The military issued a statement saying Kayani "regretted that a section of press is trying to unnecessarily sensationalise routine functional matters".

A spokesman for Musharraf rebutted the newspaper article's assertion that Musharraf had agreed to leave his official residence in Rawalpindi.

"Neither has there been any discussion of the president moving out of the President's Lodge, nor is there any plan for him to do so," said Rashid Qureshi.

Formerly known as Army House, the Rawalpindi residence was renamed the President's Lodge after Musharraf quit as army chief last November and opted to continue living there for security reasons.

Another close aide to Musharraf said any suggestion that the army had asked him to step down was "totally wrong".

Despite pressure from several sides to quit, Musharraf has sat tight and watched cracks develop in the new coalition over how to tackle him.

The Pakistan People's Party (PPP), leading the two-month-old government, has drafted a 62-point constitutional amendment that will reduce the president to a figurehead.

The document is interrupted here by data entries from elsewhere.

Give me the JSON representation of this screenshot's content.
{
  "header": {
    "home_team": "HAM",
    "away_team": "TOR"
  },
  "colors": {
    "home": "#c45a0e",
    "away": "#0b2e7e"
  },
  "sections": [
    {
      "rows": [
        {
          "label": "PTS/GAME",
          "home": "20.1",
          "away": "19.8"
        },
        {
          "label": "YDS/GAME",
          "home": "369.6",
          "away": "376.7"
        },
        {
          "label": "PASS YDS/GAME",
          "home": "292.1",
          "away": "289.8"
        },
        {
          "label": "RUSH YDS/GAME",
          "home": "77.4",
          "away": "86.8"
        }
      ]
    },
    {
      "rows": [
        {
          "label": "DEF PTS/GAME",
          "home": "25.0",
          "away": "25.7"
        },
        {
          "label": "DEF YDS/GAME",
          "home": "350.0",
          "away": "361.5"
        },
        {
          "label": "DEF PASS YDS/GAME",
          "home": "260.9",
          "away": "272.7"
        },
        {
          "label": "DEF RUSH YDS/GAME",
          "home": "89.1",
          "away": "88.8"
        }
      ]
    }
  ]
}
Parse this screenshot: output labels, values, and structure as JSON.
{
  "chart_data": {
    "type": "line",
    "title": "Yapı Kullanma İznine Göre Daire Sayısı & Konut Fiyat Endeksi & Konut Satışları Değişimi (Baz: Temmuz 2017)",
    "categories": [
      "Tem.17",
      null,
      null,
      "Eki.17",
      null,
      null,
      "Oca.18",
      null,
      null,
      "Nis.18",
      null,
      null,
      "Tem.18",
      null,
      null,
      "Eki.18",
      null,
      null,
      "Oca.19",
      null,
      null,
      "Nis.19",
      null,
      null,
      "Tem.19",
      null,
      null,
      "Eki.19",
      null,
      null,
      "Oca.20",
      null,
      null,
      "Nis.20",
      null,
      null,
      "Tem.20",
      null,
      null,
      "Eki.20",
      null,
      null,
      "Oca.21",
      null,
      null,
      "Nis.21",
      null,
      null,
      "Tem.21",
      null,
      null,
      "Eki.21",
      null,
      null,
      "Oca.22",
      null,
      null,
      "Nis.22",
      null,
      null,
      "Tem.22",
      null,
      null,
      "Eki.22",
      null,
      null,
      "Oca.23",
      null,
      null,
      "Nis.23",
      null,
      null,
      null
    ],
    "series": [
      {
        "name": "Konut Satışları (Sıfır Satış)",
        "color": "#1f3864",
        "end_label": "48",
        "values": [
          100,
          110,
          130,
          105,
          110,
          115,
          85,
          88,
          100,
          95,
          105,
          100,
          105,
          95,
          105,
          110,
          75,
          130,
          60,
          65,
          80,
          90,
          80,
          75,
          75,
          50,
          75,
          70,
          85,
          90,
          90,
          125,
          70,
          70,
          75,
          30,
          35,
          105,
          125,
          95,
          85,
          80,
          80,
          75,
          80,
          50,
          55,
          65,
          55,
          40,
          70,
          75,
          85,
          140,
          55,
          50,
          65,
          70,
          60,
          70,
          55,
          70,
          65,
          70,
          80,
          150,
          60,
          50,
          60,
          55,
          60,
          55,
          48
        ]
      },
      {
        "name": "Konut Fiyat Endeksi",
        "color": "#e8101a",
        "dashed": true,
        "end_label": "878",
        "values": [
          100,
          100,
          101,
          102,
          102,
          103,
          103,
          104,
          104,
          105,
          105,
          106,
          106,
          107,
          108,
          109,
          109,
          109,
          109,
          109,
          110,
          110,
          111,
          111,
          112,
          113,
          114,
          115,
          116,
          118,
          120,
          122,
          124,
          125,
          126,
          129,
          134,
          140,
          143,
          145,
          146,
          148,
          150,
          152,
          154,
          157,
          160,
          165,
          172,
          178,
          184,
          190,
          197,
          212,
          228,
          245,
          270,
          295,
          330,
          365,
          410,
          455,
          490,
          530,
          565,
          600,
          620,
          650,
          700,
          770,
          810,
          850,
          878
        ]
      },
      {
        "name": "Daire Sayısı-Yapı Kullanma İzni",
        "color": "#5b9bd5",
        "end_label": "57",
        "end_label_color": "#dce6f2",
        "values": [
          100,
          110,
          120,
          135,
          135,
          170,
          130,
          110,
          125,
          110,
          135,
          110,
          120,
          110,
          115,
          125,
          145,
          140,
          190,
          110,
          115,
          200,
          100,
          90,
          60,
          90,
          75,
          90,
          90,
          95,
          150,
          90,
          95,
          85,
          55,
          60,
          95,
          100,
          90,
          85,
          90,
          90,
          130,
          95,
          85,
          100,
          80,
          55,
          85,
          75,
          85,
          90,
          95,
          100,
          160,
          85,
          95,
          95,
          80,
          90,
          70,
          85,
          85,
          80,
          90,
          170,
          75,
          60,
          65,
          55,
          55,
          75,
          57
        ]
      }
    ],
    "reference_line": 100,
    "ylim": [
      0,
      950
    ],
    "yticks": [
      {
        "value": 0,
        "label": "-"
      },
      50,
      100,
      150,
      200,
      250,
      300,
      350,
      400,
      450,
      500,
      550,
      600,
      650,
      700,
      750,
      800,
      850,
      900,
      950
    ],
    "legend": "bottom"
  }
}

The constitutional package will take many months to debate, but it could persuade Musharraf to leave gracefully in the meantime, according to a senior PPP official.

Coalition partner Nawaz Sharif, the prime minister Musharraf overthrew, is impatient to see his usurper hounded out of office.

Sharif aims to contest a by-election next month for a seat in the National Assembly, having been barred from contesting the February election.

At a meeting of his party in Lahore to mark the 10th anniversary of Pakistan's nuclear tests on Wednesday, Sharif said Musharraf should be tried as a "traitor".

Political analysts say that while the army has taken a more constitutional role since the election, its top brass would be unlikely to stomach the humiliation of a former chief.

The army has ruled Pakistan for more than half the country's history since it was carved out of British-ruled India in 1947.